ガキの頃は、全力で遊んで全力で笑っていたっけか。あの頃はそれでよかったし、今みたいにごちゃごちゃと物事を考える必要もなかった。視界に移る景色は単純で、まだあの頃は心もきっと純粋で。

今ではすれ違う幼稚園児などを見ると、羨ましさと妬ましさの混じった感情が湧きあがるようになってしまった。

見えない何かに縛られ、同年代の仲間と共にゆっくりと飲み込まれていくような感覚。大口を開けて待つ”それ”から、逃げ出したくて仕方がなかった。

”それ”に当たる単語が何かは、今でも判然としない。”大人”か、”社会”か、あるいは”普通”か”常識”か。
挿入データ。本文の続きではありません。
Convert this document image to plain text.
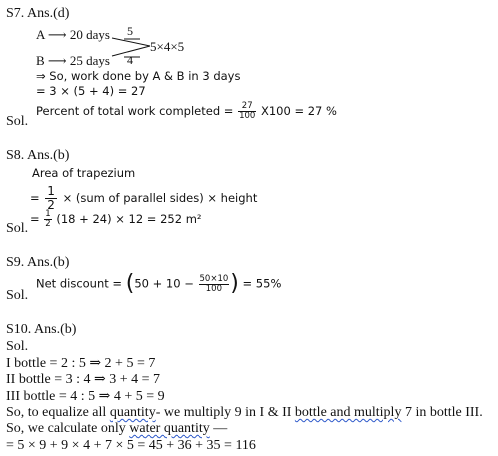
S7. Ans.(d)
A ⟶ 20 days 5
B ⟶ 25 days 4
5×4×5
⇒ So, work done by A & B in 3 days
= 3 × (5 + 4) = 27
Percent of total work completed = $\frac{27}{100} X100 = 27$ %
Sol.
S8. Ans.(b)
Area of trapezium
= $\frac{1}{2} \times (sum$ of parallel sides) × height
= $\frac{1}{2} (18 + 24) \times 12 = 252$ m²
Sol.
S9. Ans.(b)
Net discount = ($50 + 10 - \frac{50\times 10}{100}$ ) = 55%
Sol.
S10. Ans.(b)
Sol.
I bottle = 2 : 5 ⇒ 2 + 5 = 7
II bottle = 3 : 4 ⇒ 3 + 4 = 7
III bottle = 4 : 5 ⇒ 4 + 5 = 9
So, to equalize all quantity- we multiply 9 in I & II bottle and multiply 7 in bottle III.
So, we calculate only water quantity —
= 5 × 9 + 9 × 4 + 7 × 5 = 45 + 36 + 35 = 116
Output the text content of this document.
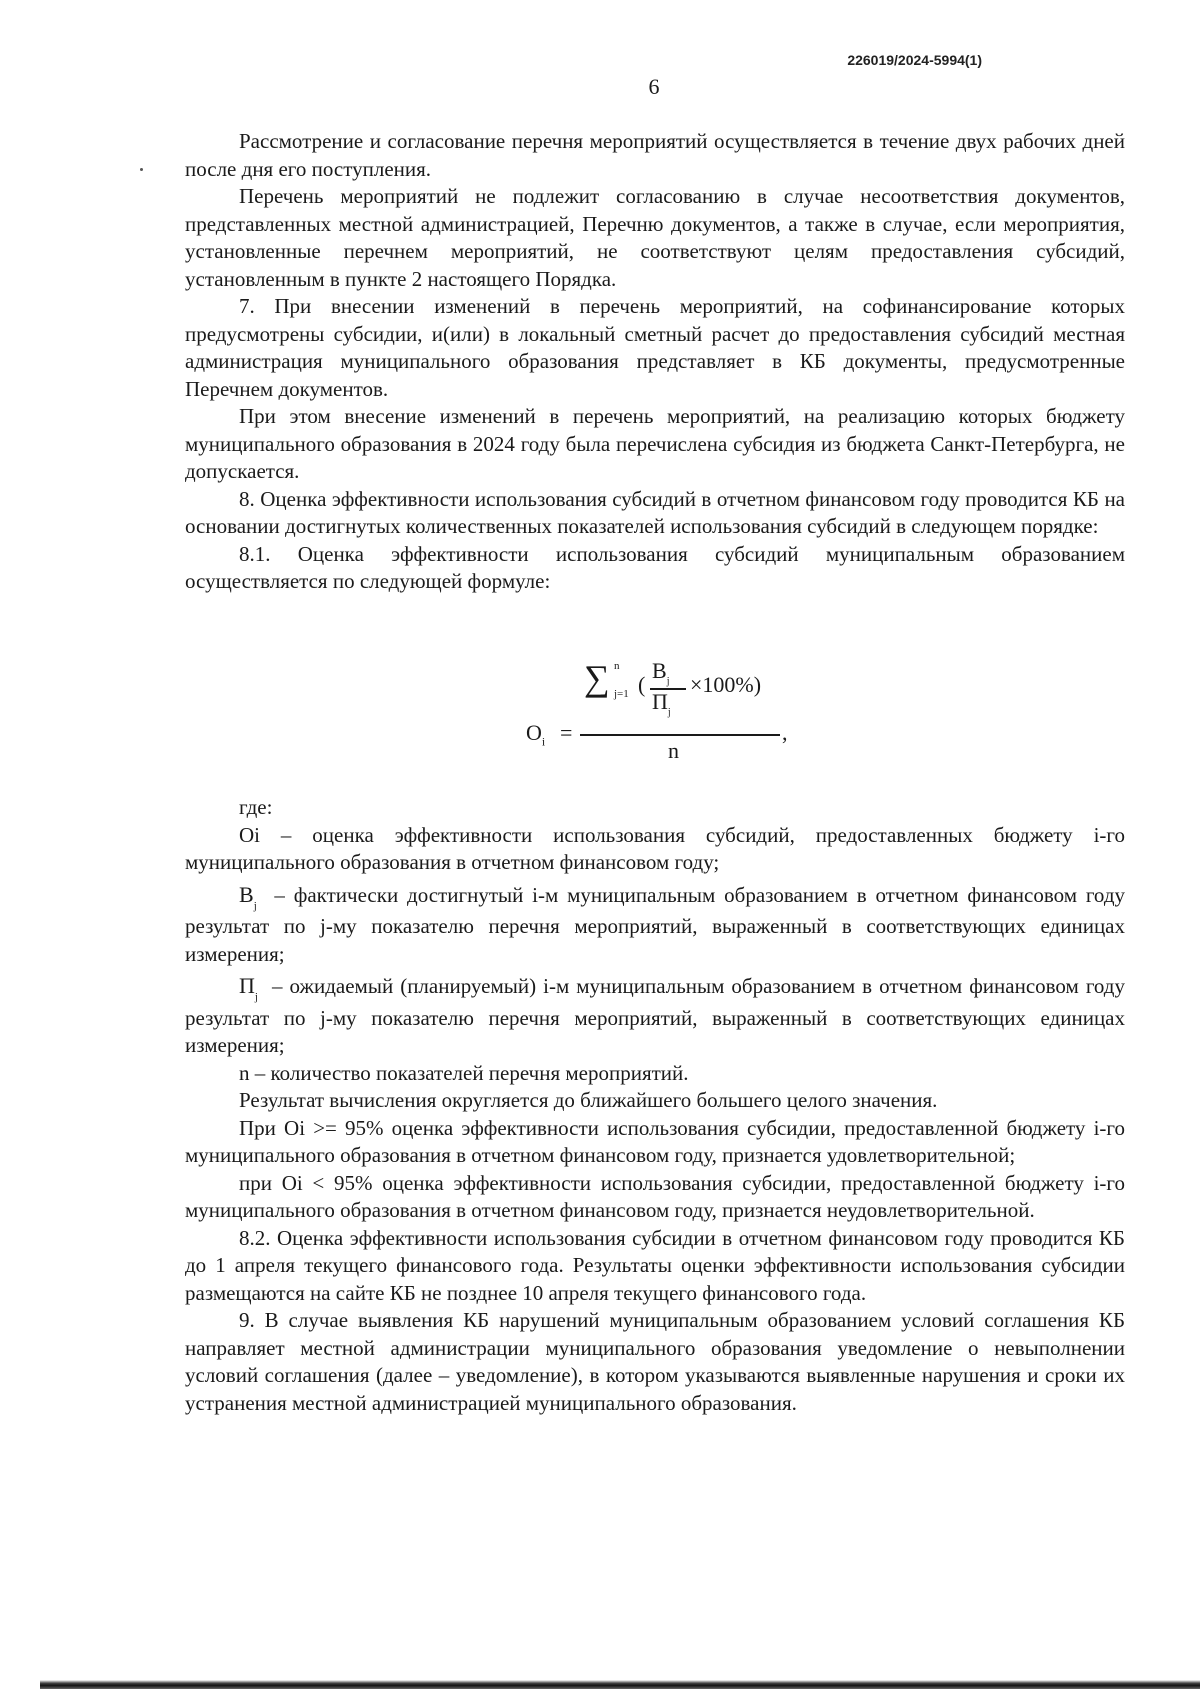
226019/2024-5994(1)
6

Рассмотрение и согласование перечня мероприятий осуществляется в течение двух рабочих дней после дня его поступления.

Перечень мероприятий не подлежит согласованию в случае несоответствия документов, представленных местной администрацией, Перечню документов, а также в случае, если мероприятия, установленные перечнем мероприятий, не соответствуют целям предоставления субсидий, установленным в пункте 2 настоящего Порядка.

7. При внесении изменений в перечень мероприятий, на софинансирование которых предусмотрены субсидии, и(или) в локальный сметный расчет до предоставления субсидий местная администрация муниципального образования представляет в КБ документы, предусмотренные Перечнем документов.

При этом внесение изменений в перечень мероприятий, на реализацию которых бюджету муниципального образования в 2024 году была перечислена субсидия из бюджета Санкт-Петербурга, не допускается.

8. Оценка эффективности использования субсидий в отчетном финансовом году проводится КБ на основании достигнутых количественных показателей использования субсидий в следующем порядке:

8.1. Оценка эффективности использования субсидий муниципальным образованием осуществляется по следующей формуле:

$О_i$ =
∑ n
j=1 (
$В_j$
$П_j$
×100%)
n
,

где:

Оi – оценка эффективности использования субсидий, предоставленных бюджету i-го муниципального образования в отчетном финансовом году;

$В_j$ – фактически достигнутый i-м муниципальным образованием в отчетном финансовом году результат по j-му показателю перечня мероприятий, выраженный в соответствующих единицах измерения;

$П_j$ – ожидаемый (планируемый) i-м муниципальным образованием в отчетном финансовом году результат по j-му показателю перечня мероприятий, выраженный в соответствующих единицах измерения;

n – количество показателей перечня мероприятий.

Результат вычисления округляется до ближайшего большего целого значения.

При Оi >= 95% оценка эффективности использования субсидии, предоставленной бюджету i-го муниципального образования в отчетном финансовом году, признается удовлетворительной;

при Оi < 95% оценка эффективности использования субсидии, предоставленной бюджету i-го муниципального образования в отчетном финансовом году, признается неудовлетворительной.

8.2. Оценка эффективности использования субсидии в отчетном финансовом году проводится КБ до 1 апреля текущего финансового года. Результаты оценки эффективности использования субсидии размещаются на сайте КБ не позднее 10 апреля текущего финансового года.

9. В случае выявления КБ нарушений муниципальным образованием условий соглашения КБ направляет местной администрации муниципального образования уведомление о невыполнении условий соглашения (далее – уведомление), в котором указываются выявленные нарушения и сроки их устранения местной администрацией муниципального образования.
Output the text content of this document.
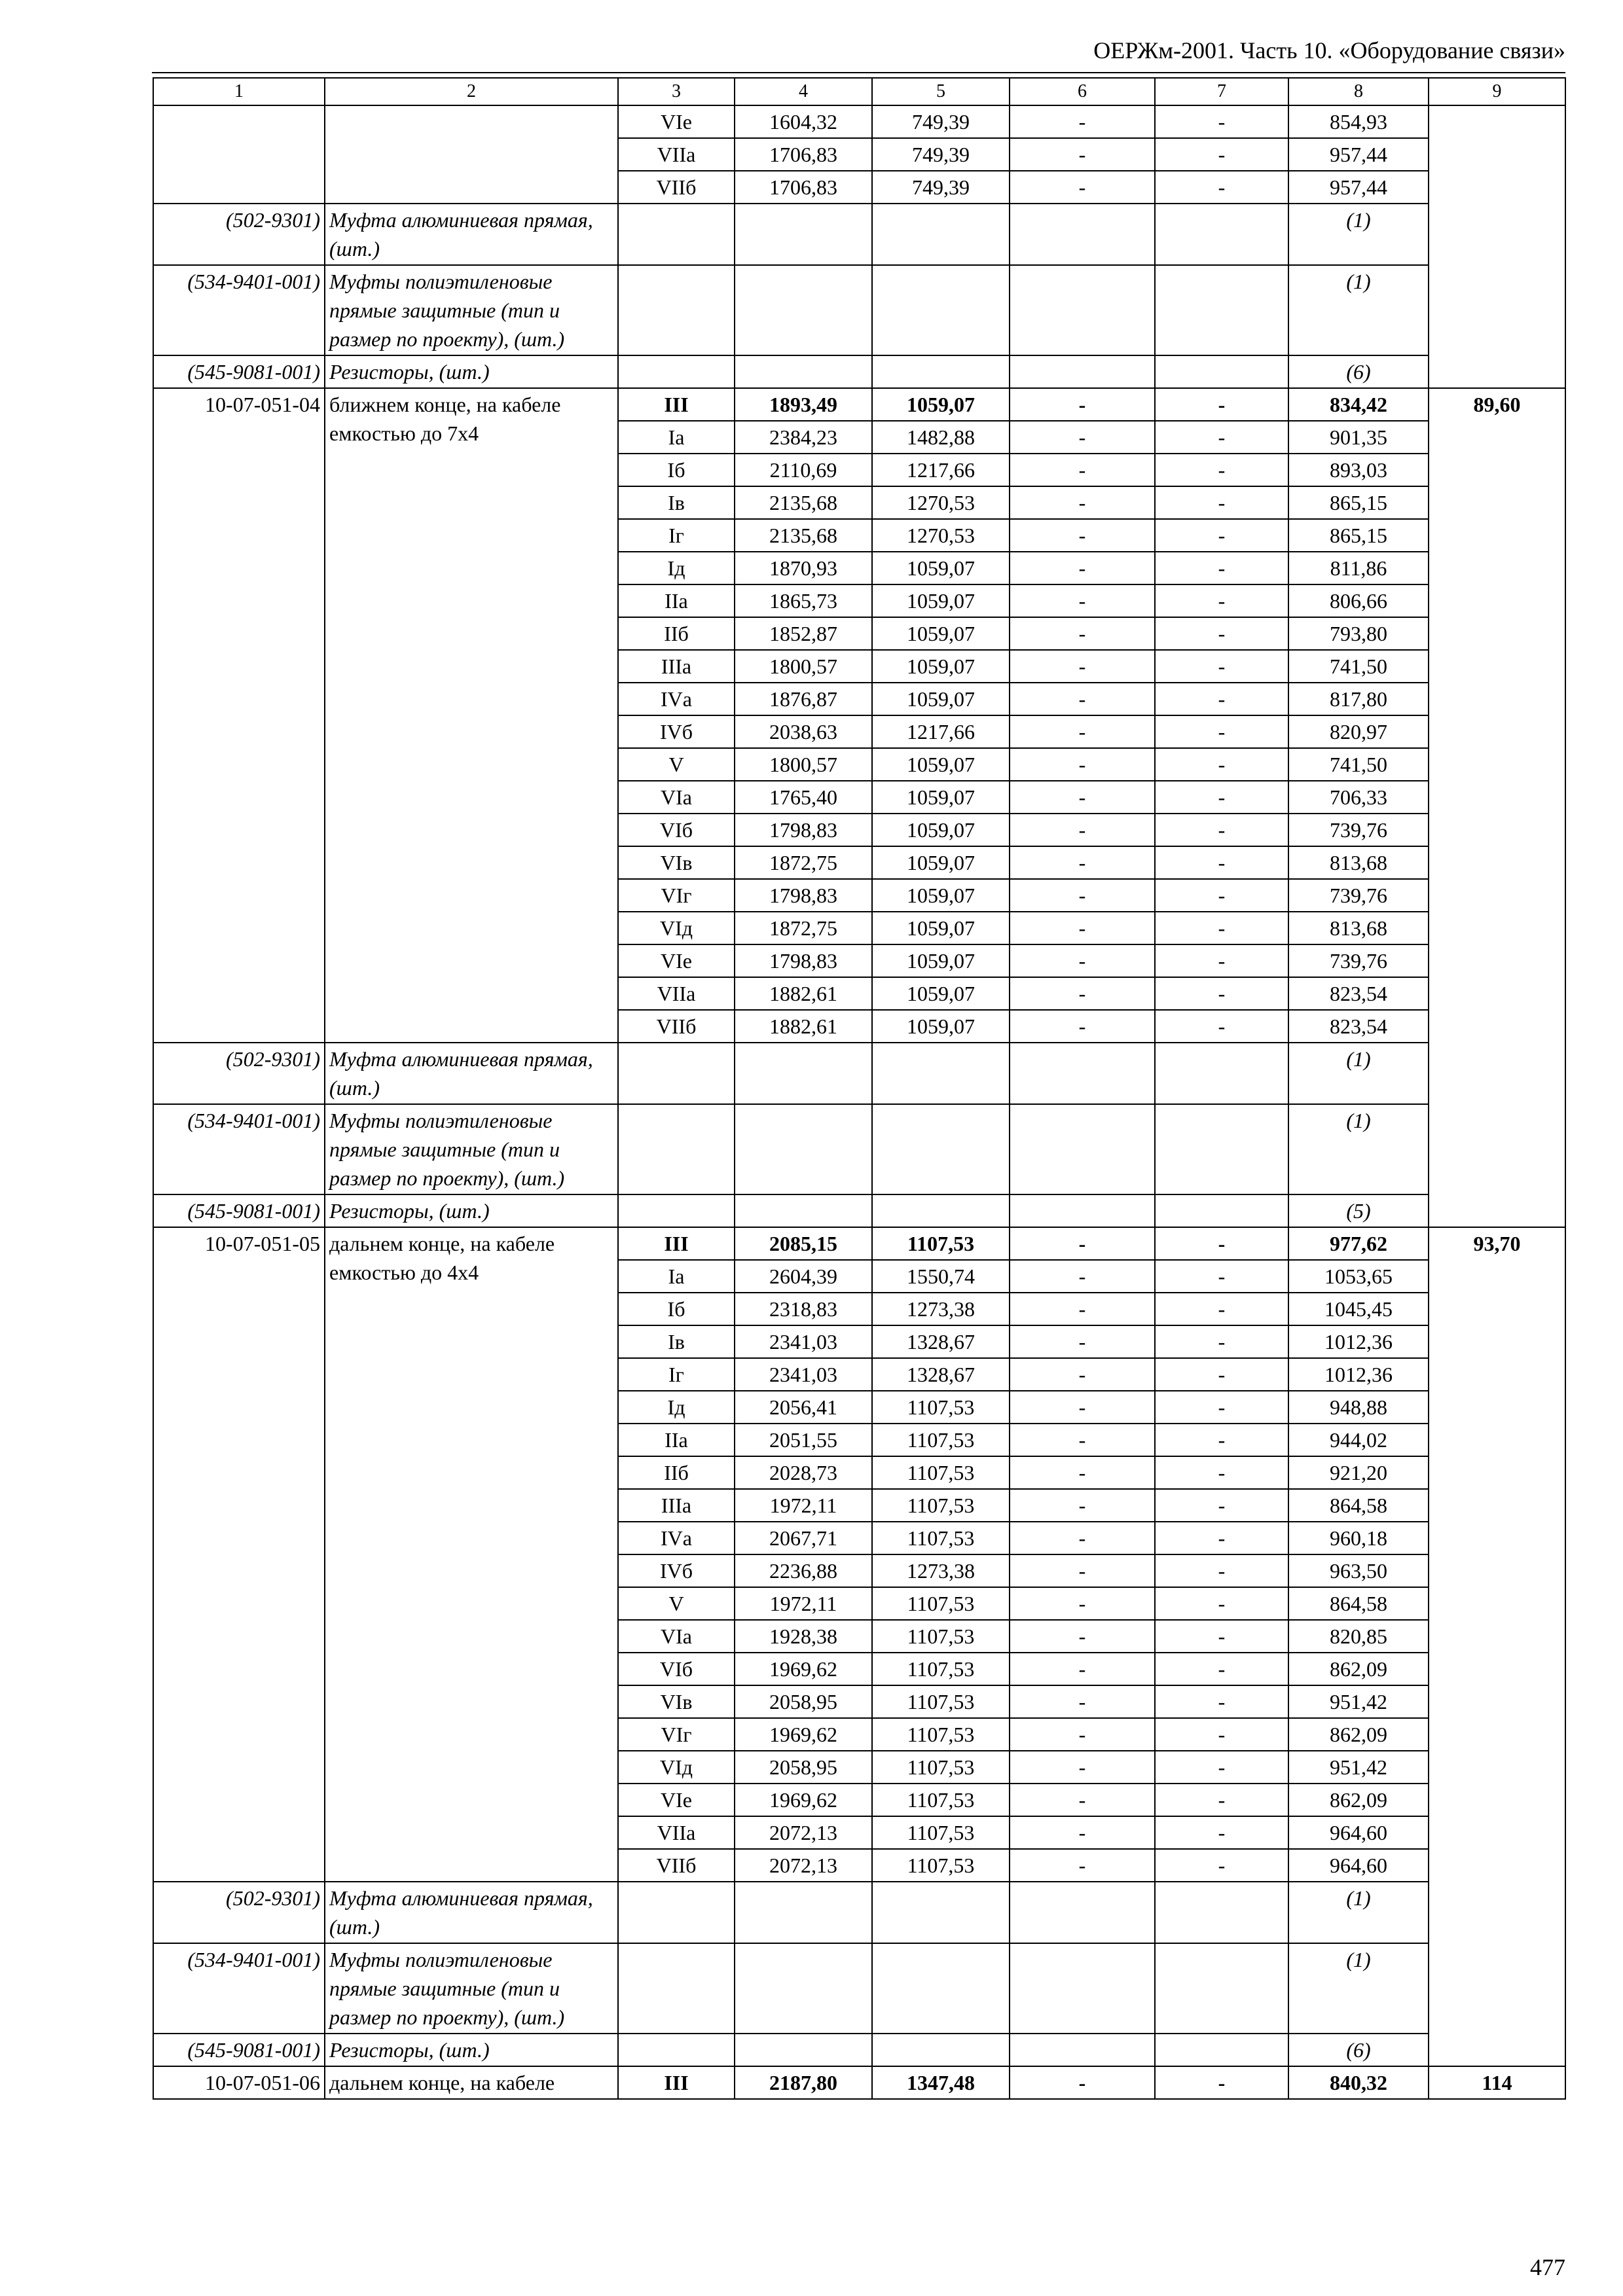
ОЕРЖм-2001. Часть 10. «Оборудование связи»
1	2	3	4	5	6	7	8	9
		VIе	1604,32	749,39	-	-	854,93	
		VIIа	1706,83	749,39	-	-	957,44	
		VIIб	1706,83	749,39	-	-	957,44	
(502-9301)	Муфта алюминиевая прямая, (шт.)						(1)	
(534-9401-001)	Муфты полиэтиленовые прямые защитные (тип и размер по проекту), (шт.)						(1)	
(545-9081-001)	Резисторы, (шт.)						(6)	
10-07-051-04	ближнем конце, на кабеле емкостью до 7х4	III	1893,49	1059,07	-	-	834,42	89,60
		Iа	2384,23	1482,88	-	-	901,35	
		Iб	2110,69	1217,66	-	-	893,03	
		Iв	2135,68	1270,53	-	-	865,15	
		Iг	2135,68	1270,53	-	-	865,15	
		Iд	1870,93	1059,07	-	-	811,86	
		IIа	1865,73	1059,07	-	-	806,66	
		IIб	1852,87	1059,07	-	-	793,80	
		IIIа	1800,57	1059,07	-	-	741,50	
		IVа	1876,87	1059,07	-	-	817,80	
		IVб	2038,63	1217,66	-	-	820,97	
		V	1800,57	1059,07	-	-	741,50	
		VIа	1765,40	1059,07	-	-	706,33	
		VIб	1798,83	1059,07	-	-	739,76	
		VIв	1872,75	1059,07	-	-	813,68	
		VIг	1798,83	1059,07	-	-	739,76	
		VIд	1872,75	1059,07	-	-	813,68	
		VIе	1798,83	1059,07	-	-	739,76	
		VIIа	1882,61	1059,07	-	-	823,54	
		VIIб	1882,61	1059,07	-	-	823,54	
(502-9301)	Муфта алюминиевая прямая, (шт.)						(1)	
(534-9401-001)	Муфты полиэтиленовые прямые защитные (тип и размер по проекту), (шт.)						(1)	
(545-9081-001)	Резисторы, (шт.)						(5)	
10-07-051-05	дальнем конце, на кабеле емкостью до 4х4	III	2085,15	1107,53	-	-	977,62	93,70
		Iа	2604,39	1550,74	-	-	1053,65	
		Iб	2318,83	1273,38	-	-	1045,45	
		Iв	2341,03	1328,67	-	-	1012,36	
		Iг	2341,03	1328,67	-	-	1012,36	
		Iд	2056,41	1107,53	-	-	948,88	
		IIа	2051,55	1107,53	-	-	944,02	
		IIб	2028,73	1107,53	-	-	921,20	
		IIIа	1972,11	1107,53	-	-	864,58	
		IVа	2067,71	1107,53	-	-	960,18	
		IVб	2236,88	1273,38	-	-	963,50	
		V	1972,11	1107,53	-	-	864,58	
		VIа	1928,38	1107,53	-	-	820,85	
		VIб	1969,62	1107,53	-	-	862,09	
		VIв	2058,95	1107,53	-	-	951,42	
		VIг	1969,62	1107,53	-	-	862,09	
		VIд	2058,95	1107,53	-	-	951,42	
		VIе	1969,62	1107,53	-	-	862,09	
		VIIа	2072,13	1107,53	-	-	964,60	
		VIIб	2072,13	1107,53	-	-	964,60	
(502-9301)	Муфта алюминиевая прямая, (шт.)						(1)	
(534-9401-001)	Муфты полиэтиленовые прямые защитные (тип и размер по проекту), (шт.)						(1)	
(545-9081-001)	Резисторы, (шт.)						(6)	
10-07-051-06	дальнем конце, на кабеле	III	2187,80	1347,48	-	-	840,32	114
477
友人にそんな話をしたときは、「中二病が再発したんじゃねーの?」などと笑われた。

そうして、表ではいたって普通の学生を演じながら、裏では鬱屈や不安を堆積させていった。


その末に、辿りついた末路が”ここ”だ。

これは、社会に適合できなかった事に対する罰だろうか。あるいは、大人になり損ねた子供のなれの果てだろうか。

そして、こうなる前に見たあの夢・・・。


スマートフォンの振動で、思考が遮られる。充電完了の合図だった。ナオとの連絡以外には使っていないから、ほとんどバッテリーは消耗していない。充電が早いのも道理だ。

他の二つも、八割程度は充電完了している。

落ち着いてしまうからか、単純に室内にある物から連想してしまう為か・・・ここにいると、過去が次々と思い出してしまって気が滅入る。このまま自室にいても鬱々と思考を重ねるだけだと、ドアを透過して自室を後にし、玄関から外へと出る。


「ま、帰れる場所があるだけでも恵まれてるのかもな」


なんとなく浮かんだ台詞を呟いて、自宅に背を向けた。